Back to life: Neil had a bunch of us intellectuals over to his home with his wife (scowl here) to watch a documentary on legendary author and gay James Baldwin. It was that night, with a Heineken in hand, that I professed to the room of rather scruffy grad-student types that I would like to be a tree or a blade of grass or something – I didn’t want to hurt anyone, or have anyone hurt me. I also became a vegetarian, because Belinda Carlisle was one, and you know, it’s Belinda Carlisle. (She would later confess to doing a lot of drugs after her Rock Against Drugs campaign, which convinced me to do drugs and eat a lot of meat, because what are scruples if not a board game?).
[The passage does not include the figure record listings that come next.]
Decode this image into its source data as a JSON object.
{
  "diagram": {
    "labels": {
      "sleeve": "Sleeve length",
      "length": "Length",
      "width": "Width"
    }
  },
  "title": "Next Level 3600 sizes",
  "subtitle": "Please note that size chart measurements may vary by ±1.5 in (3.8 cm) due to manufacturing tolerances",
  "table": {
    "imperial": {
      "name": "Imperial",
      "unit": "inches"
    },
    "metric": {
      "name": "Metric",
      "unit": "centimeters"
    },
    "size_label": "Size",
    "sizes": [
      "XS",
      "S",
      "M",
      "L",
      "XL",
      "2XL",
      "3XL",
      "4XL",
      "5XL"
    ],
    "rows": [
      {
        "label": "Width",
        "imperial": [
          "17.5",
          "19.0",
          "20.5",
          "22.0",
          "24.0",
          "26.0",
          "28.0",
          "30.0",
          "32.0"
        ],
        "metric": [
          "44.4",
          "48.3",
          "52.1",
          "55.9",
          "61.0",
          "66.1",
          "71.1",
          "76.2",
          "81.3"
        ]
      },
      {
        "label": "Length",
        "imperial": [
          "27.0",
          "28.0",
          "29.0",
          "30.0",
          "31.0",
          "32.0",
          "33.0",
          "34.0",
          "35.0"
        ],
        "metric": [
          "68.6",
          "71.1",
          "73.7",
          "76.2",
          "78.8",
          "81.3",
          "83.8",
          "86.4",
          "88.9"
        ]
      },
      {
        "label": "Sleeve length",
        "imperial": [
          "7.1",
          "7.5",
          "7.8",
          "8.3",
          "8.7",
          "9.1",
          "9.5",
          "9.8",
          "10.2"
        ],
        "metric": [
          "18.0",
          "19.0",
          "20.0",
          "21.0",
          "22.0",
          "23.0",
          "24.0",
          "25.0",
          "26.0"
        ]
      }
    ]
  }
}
Things with Neil got a little dicey, though, as they are wont to do when I am involved along with my dancing libido. Nothing happened – he was straight – but I turned into something of a stalker, and I slipped him a manifesto confessing my outright love for him that might or might not have included wafts of suicide threats. Ever since Brandy in the sixth grade, suicide threats had been my mode of issuing ultimatums, because that’s completely healthy. At any rate, Neil met with me about the whole situation and it was settled that I was fit to be tied and thrown into the intellectual desert. That’s where I live today.

Oh, wait. That’s Orlando!

In the end, Neil remained a steadfast friend. We had lunch when I visited for legislative session in Tallahassee on work duties a few years back and he told me I was his best student ever (ha, ha, ha). And when I was in Tallahassee in 2014 to lobby for gay rights and to show my documentary about my partner’s suicide – foreshadowing alert! – he was there, some 20 years after my graduation. Thanks, Neil. I’m married now, but we can talk.